Since then, the focus of malaria prevention strategies shifted away from programmes linked to economic development. Instead they began to focus on short term and repetitive interventions based on drugs and insecticides.
This, in turn, set off an evolution arms race in the malaria research community to come up with solutions to fix the problem of mosquitoes developing resistance to insecticides.
Shifting the power balance
Today the agenda for malaria elimination in Africa is largely dominated by academics from high-income countries, international non-governmental organisations, drug and insecticide industries and funding bodies.
Most of them are geographically distant from the disease and its dire consequences.
To achieve malaria elimination on the continent, Africans need to own the agenda. External partners must support the local agenda and avoid any sense of supremacy. This can be done in a number of steps.

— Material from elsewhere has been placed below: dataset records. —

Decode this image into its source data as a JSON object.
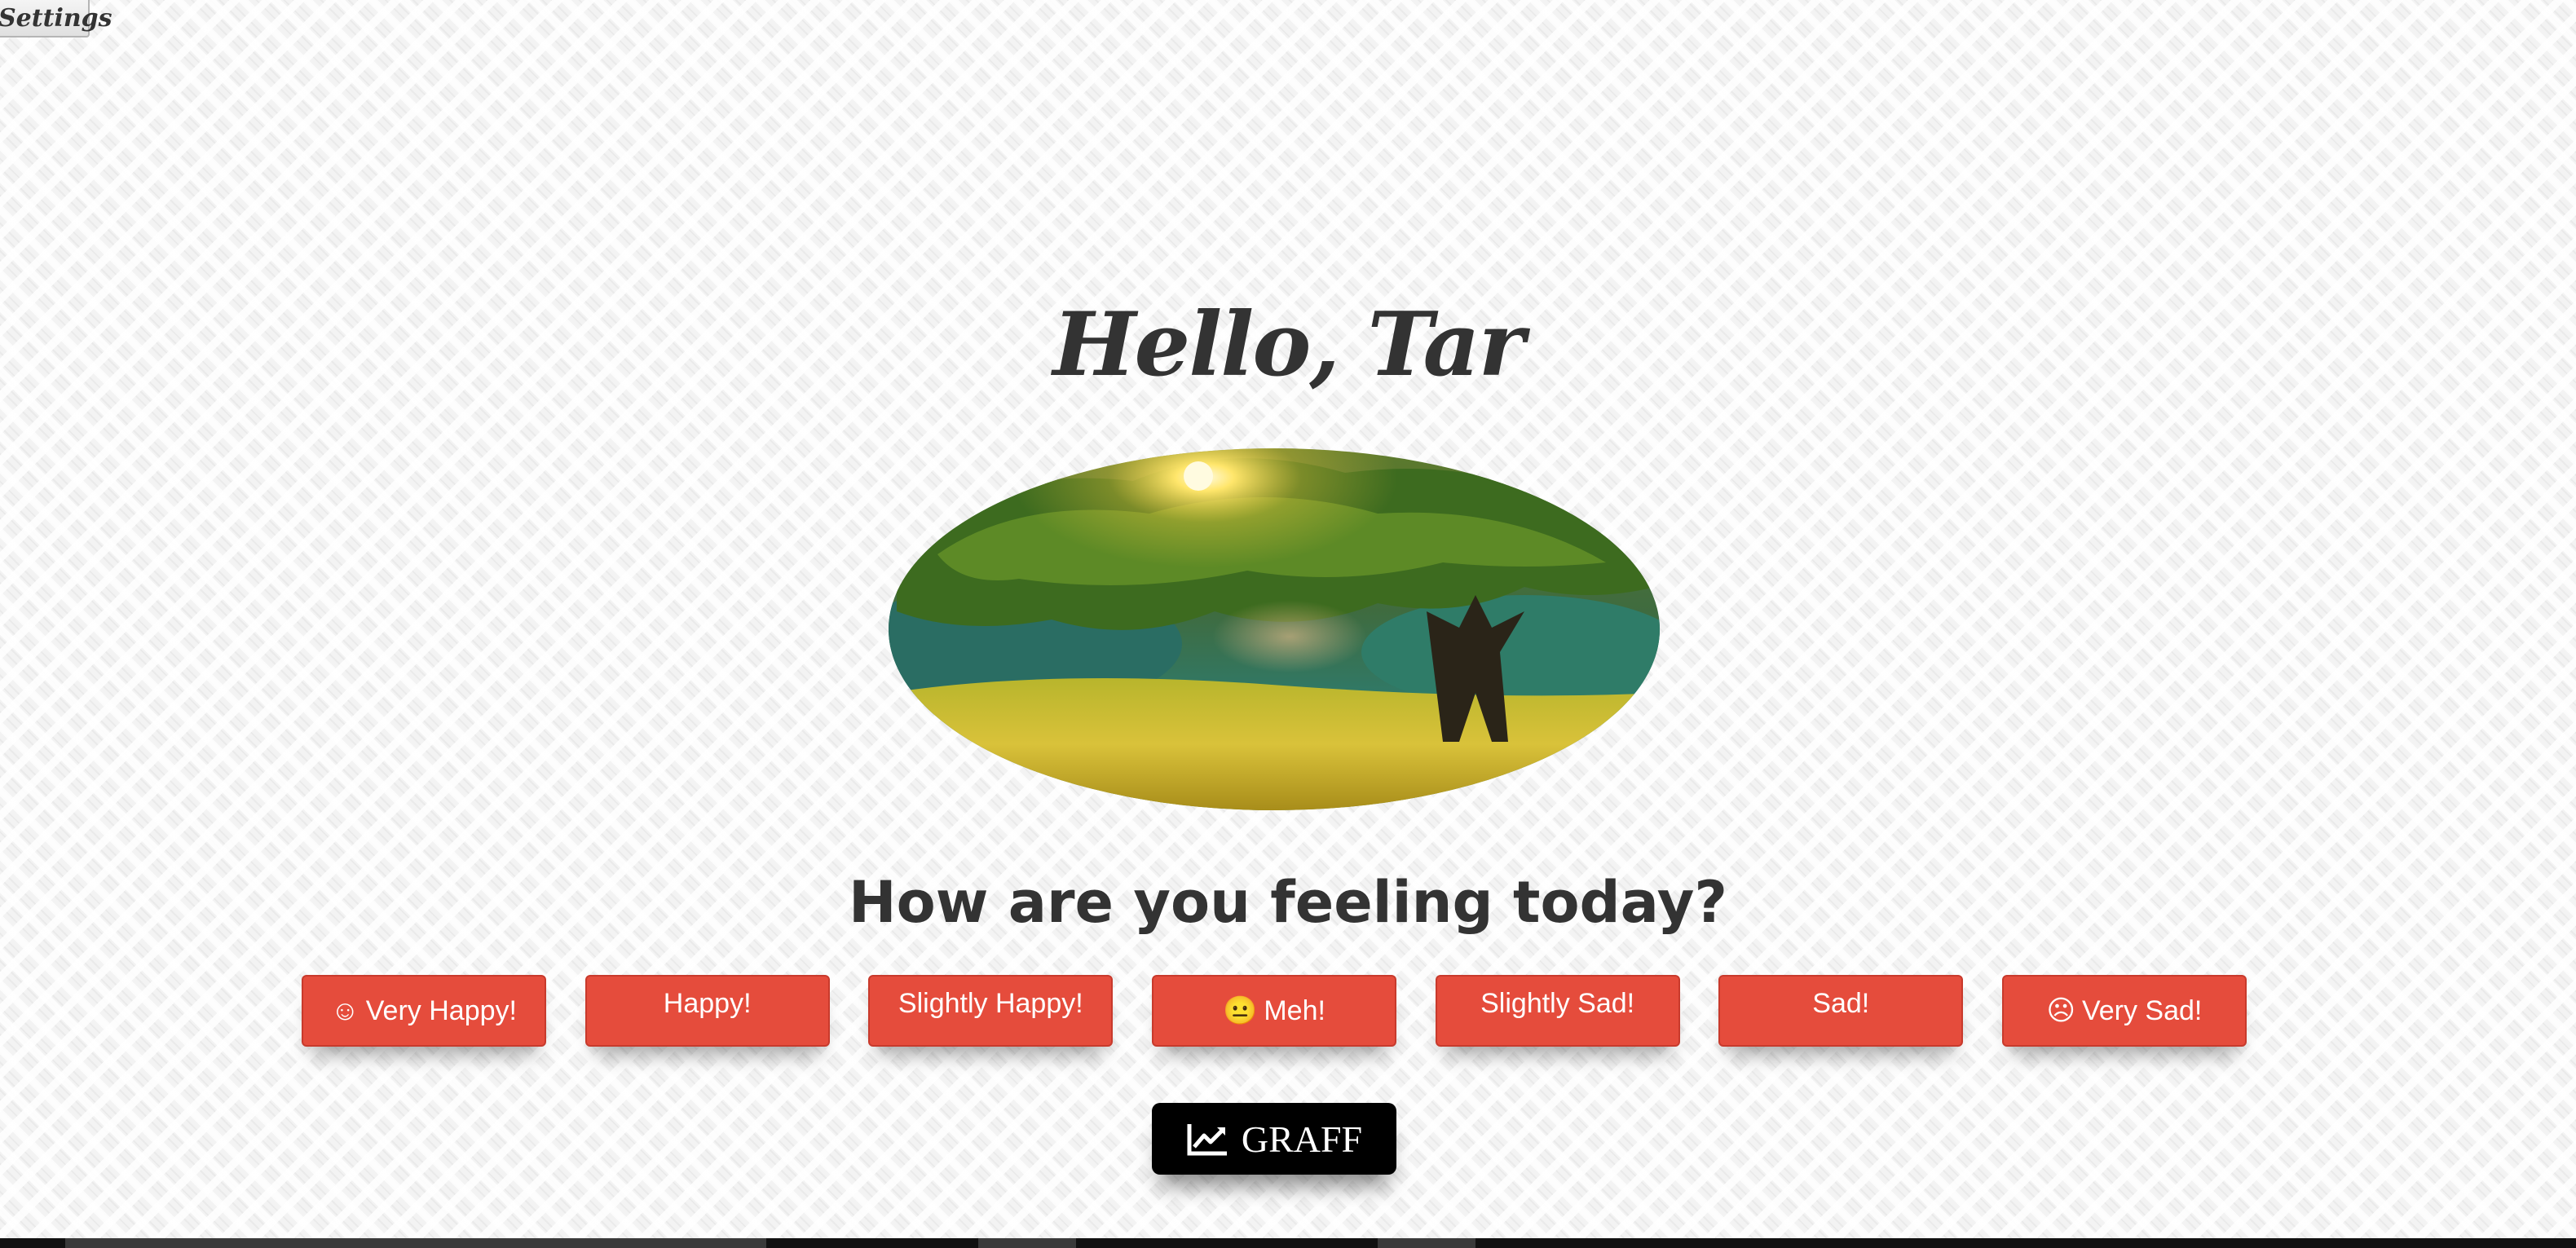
{
  "settings": {
    "label": "Settings"
  },
  "greeting": {
    "text": "Hello, Tar"
  },
  "hero": {
    "description_icon": "tree-sunset-image"
  },
  "question": {
    "text": "How are you feeling today?"
  },
  "moods": [
    {
      "label": "Very Happy!",
      "face": "☺"
    },
    {
      "label": "Happy!",
      "face": ""
    },
    {
      "label": "Slightly Happy!",
      "face": ""
    },
    {
      "label": "Meh!",
      "face": "😐"
    },
    {
      "label": "Slightly Sad!",
      "face": ""
    },
    {
      "label": "Sad!",
      "face": ""
    },
    {
      "label": "Very Sad!",
      "face": "☹"
    }
  ],
  "graff": {
    "label": "GRAFF",
    "icon": "line-chart-icon"
  },
  "colors": {
    "mood_button": "#e54c3c",
    "graff_button": "#000000",
    "text": "#333333"
  }
}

The first would be for African politicians, economists, scientists, and their partners to rethink the current approach to malaria elimination. They should develop a strategy that is locally driven, long term and embedded in a larger country development plan. And African governments need to reduce their over-reliance on external aid and increase local funding for health. External handouts have rarely resolved a serious societal problem. Malaria is unlikely to be the exception.
The second step would be to invest in educating a critical mass of African malariologists with a broad and relevant understanding of the links between malaria, poverty and local economic and social development strategies. This understanding should be the basis for generating operational research questions that address the real bottlenecks for malaria elimination.
In this context, technology should be exploited as an enabler of a broader development programme.
Finally, the third step would be to empower affected communities to participate in the fight against malaria. Africa is home to a growing and young population. It should be leveraged to implement innovative community-based interventions against the disease.